| |
|
|
Tecelli'den Abuzittin'e mektuplar
Abuzittincim, Aziz Yıldırım'ın "şike olayını" niye o kadar uzattılar valla bi anlam veremedim. Çünkü çarşamba günü Hürriyet'in manşet üstünden yayınladığı o küçük fotoğraf olaya noktayı koymuştu kardeşim. İddiacı adam Star TV de ".. parayı yatağın üzerine serdim!" dememiş miydi? Şimdi düşün, odada iki kişi kalıyor ve iddia sahibi adam bunlardan birinin yatağının üzerine paraları seriyor. Oysa Hürriyet'in büyük gazetecilik yaparak ve de bütün rakiplerini atlatarak yayınladığı o fotoğrafta milletçe gördük ki 603 no'lu sefer sayılı, pardon odada "tek yatak" var, "iki" değil! Keşke diyorum bu resmi 1 buçuk sütun üzerinden değil de yarım sayfa verselerdi, bazı küçük beyinlilerin kafasında oluşabilecek soru işaretlerini kökünden kazırlardı. Gözünün önünde, "İki kişi kalıyor denilen odada tek yatak var!" Abuzittincim sen de bilirsin, otelciler arasında bi kural vardır. Hangi odalarda "tek" hangi odalarda "çift yatak" olduğu önceden saptanır ve kesinlikle değiştirilmez. Mesela diyelim 603 no'lu oda. Otel açılırken o oda tek yataklı mı düzenlenmiş. Otel, Allah göstermesin, bi zelzele olup yıkılıncaya veya bi başka felaket başına gelinceye kadar böyle, "tek yatak" gider. Hatta tut ki otel apartman oldu. O odada gene aynı sayıda yatak kalır! Eskiden zırt pırt polisler otel odası bastığından, onlara kolaylık olsun diye, odalardaki yatakların planı karakollara da dağıtılırdı. Yani bu ne kadar ciddi bi iş onu anlatmak istiyorum. İlave yatak bu kuralın dışındadır. Zaten iddia sahibi de böyle bi yataktan bahsetmiyor. Ayrıca muhabir kardeşimiz Süleyman Arat da, odaya girmiş, çok ciddi bi ifadeyle eliyle yatağı gösteriyor. Bu ne demek," Ekmek çarpsın, bu bi başka oteldeki 403 değil bu oteldeki 603'no lu odadır," demek! Bi şike iddiası daha nasıl güçlü biçimde çürütülebilir Abuzittincim? Adam bi de "..odaya yangın merdivenlerinden çıktım" diyor.

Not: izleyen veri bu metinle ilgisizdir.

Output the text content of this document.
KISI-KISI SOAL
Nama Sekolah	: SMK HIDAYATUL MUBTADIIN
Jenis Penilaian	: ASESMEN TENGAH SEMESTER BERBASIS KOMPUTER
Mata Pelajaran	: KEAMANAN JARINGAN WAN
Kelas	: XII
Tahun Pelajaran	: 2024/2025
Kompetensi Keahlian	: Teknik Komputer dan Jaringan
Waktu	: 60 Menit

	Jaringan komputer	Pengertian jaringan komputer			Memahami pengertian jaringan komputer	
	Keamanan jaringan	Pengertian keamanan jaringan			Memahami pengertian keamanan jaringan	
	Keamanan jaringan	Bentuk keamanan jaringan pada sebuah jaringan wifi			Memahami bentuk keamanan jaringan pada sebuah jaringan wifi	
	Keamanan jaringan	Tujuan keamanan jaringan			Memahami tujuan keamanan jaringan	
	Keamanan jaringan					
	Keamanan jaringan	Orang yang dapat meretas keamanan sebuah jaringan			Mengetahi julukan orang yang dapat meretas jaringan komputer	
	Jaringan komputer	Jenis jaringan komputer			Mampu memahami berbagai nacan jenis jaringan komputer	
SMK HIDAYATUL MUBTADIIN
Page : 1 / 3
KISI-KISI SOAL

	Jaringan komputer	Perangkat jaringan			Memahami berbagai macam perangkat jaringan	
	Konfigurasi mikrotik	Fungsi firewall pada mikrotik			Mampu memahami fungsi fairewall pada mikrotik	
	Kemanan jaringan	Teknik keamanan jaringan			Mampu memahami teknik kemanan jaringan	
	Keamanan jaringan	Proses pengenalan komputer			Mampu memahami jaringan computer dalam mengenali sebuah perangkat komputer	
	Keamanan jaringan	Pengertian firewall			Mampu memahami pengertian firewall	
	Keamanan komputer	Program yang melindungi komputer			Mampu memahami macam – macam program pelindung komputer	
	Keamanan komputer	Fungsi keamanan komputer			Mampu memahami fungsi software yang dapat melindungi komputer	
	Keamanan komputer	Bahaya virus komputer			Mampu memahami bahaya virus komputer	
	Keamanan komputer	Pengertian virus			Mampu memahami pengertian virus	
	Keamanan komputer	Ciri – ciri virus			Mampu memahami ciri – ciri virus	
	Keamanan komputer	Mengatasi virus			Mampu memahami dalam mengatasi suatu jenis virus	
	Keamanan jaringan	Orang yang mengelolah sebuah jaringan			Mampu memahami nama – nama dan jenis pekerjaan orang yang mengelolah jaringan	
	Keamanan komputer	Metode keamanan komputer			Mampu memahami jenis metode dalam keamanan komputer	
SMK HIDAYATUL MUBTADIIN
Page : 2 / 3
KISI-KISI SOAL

Otel idaresi bunu hemen yalanladı. "Yangın merdiveninin kapıları içeri açılmaz!" Bu da doğrudur. Ta ki, merdivendeki adam içerden biriyle anlaşsın, "tık, tık, tık" kapının camına vurduğunda o da açsın.. Şeytanın bile aklına gelmeyecek çok zor ihtimal!.. İyi ki memlekette hür basın var da bunlar yazılabiliyor. Yoksa Aziz Yıldırım büyük bi zan altında kalabilirdi kardeşim. Münasip yerlerinden öperim Abuzittincim. Kardeşin Güneş.